Téhéran
Un témoignage fort intéressant, transmis par Claude Gaucherand
Chaque année je vais en Iran collaborer avec des universitaires iraniens que je connais depuis vingt ans. Bien entendu je n'ai de contacts directs qu'avec mes collègues, mais je bavarde un peu aussi avec les commerçants chez qui j'achète de quoi dîner, avec le teinturier qui nettoie mes chemises etc. Le persan est une langue très facile, et en apprendre assez pour bavarder ne nécessite pas de grands efforts. Sans être grand connaisseur ni politologue, je connais ce pays certainement mieux que la plupart des journalistes français.
Considérer le peuple iranien comme fanatisé prête à sourire. L'Iran est comparable à la France des années 1960, avec environ un cinquième de la population pratiquante (nettement plus pieuse que les cathos des années 60, il est vrai), et le reste considérant la religion (zoroastrisme compris) comme une part de la culture nationale. Pays très paisible, héritier d'une longue culture très vivace : mes collègues citent parfois Ferdousi ou Khayam à table, comme nos grands-parents récitaient Lamartine ou Hugo.
Les règles sociales datant de 1979 sont strictes, mais de moins en moins appliquées : "En Iran tout est interdit mais tout est possible".
Le droit civil reste imprégné de droit islamique, mais plutôt moins que dans bien des pays voisins.
Politiquement, la plupart des Iraniens souhaiteraient un changement de régime, à condition de l'organiser eux-mêmes mais préfèrent leurs tyranneaux à un collabo des Anglo-saxons parachuté de Californie. Les dirigeants sont les chefs des pasdarans et les grands commerçants "le bazar" ; les mollahs sont depuis longtemps confinés dans les belles mosquée toutes neuves qu'on leur construit pour qu'ils se tiennent tranquilles.
Les Iraniens déplorent que des ressources du pays soient englouties par les guerres en Irak et en Syrie, mais sont bien conscients que leur pays doit se défendre en avant, et pas sur ses frontières.
Toute la population souffre beaucoup du chômage causé par l'embargo et se languit du retour à une situation normale. Bien entendu, s'il s'agit de mettre en scène une manifestation de soutien fanatique au régime, on trouve toujours des figurants.
Les grands commerçants seraient prêts à faire la paix à condition de garder la possibilité de commercer, mais savent que les Anglais et les Etasuniens ne veulent pas faire de concession, et ont l'intention de tout rafler et d'envahir le marché iranien de la camelote qu'ils importeront de Chine.
Donc la paix n'est pour le moment pas possible quoique les Iraniens la désirent, du paysan au président. Le rêve américain est encore très présent, et les Iraniens sont inquiets de l'influence russe et chinoise, mais ils sont patriotes et ne renverseront pas le régime tant que le pays sera assiégé (à mon avis).

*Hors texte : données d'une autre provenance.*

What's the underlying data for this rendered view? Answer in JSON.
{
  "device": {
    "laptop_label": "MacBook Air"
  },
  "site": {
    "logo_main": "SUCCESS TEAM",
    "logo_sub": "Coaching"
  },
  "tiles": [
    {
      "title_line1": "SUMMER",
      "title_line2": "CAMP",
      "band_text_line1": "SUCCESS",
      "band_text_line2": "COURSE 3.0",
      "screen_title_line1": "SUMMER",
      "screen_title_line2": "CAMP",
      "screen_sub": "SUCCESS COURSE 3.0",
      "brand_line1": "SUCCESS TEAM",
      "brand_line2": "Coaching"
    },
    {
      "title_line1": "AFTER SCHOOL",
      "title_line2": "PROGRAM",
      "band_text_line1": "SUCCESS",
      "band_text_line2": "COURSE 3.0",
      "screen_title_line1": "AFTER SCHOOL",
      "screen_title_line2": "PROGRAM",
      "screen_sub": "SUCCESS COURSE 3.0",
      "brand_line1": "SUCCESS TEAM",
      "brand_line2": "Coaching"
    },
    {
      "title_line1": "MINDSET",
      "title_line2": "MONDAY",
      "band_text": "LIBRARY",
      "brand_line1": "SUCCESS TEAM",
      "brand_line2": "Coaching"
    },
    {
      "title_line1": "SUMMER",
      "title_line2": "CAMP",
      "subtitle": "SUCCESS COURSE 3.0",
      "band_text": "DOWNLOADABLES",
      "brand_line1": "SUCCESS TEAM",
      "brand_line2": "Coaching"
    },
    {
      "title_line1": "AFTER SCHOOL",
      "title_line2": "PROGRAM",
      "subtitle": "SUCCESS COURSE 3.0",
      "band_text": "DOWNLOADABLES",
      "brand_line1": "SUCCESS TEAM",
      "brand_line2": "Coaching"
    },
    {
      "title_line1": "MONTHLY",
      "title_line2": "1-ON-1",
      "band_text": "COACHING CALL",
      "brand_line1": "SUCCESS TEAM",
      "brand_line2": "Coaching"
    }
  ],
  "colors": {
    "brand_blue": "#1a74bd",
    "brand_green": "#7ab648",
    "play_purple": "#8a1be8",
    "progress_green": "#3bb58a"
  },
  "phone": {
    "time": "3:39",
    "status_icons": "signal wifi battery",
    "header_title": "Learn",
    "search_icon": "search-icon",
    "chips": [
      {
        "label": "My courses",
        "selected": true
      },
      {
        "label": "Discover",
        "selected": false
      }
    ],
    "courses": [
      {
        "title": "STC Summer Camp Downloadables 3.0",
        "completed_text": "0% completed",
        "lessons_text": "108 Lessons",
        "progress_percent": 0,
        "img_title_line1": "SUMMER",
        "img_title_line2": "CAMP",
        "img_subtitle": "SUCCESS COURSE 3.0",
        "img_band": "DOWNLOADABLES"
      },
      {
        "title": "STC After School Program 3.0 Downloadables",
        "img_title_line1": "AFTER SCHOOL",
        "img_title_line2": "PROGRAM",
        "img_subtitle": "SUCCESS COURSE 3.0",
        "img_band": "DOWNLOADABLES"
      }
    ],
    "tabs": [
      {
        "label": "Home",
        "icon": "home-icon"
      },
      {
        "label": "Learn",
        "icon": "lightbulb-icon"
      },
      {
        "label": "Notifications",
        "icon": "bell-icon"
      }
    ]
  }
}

Traditionnellement l'Iran est tourné vers les pays d'Europe assurant un contrepoids aux influences anglo-saxonne et russe. Les liens sont anciens avec l'Allemagne et surtout avec la France. L'instruction publique fut jadis organisée sur le modèle français (le bon vieux modèle traditionnel !) et le vocabulaire médical est très largement français. La bourgeoisie iranienne était massivement francophone avant la révolution, et les classes moyennes restent un peu francophones et très francophiles. Le français est la première langue que les Iraniens veulent apprendre (l'arabe et l'anglais sont obligatoires au lycée).
Mais il ne faudrait pas que la France continue à s'aligner panurgiquement sur la politique des faucons israéliens et anglo-saxons, sinon elle perdrait son renom.
Il est grand temps que la France redevienne un pays pleinement souverain menant sa propre politique dans son propre intérêt.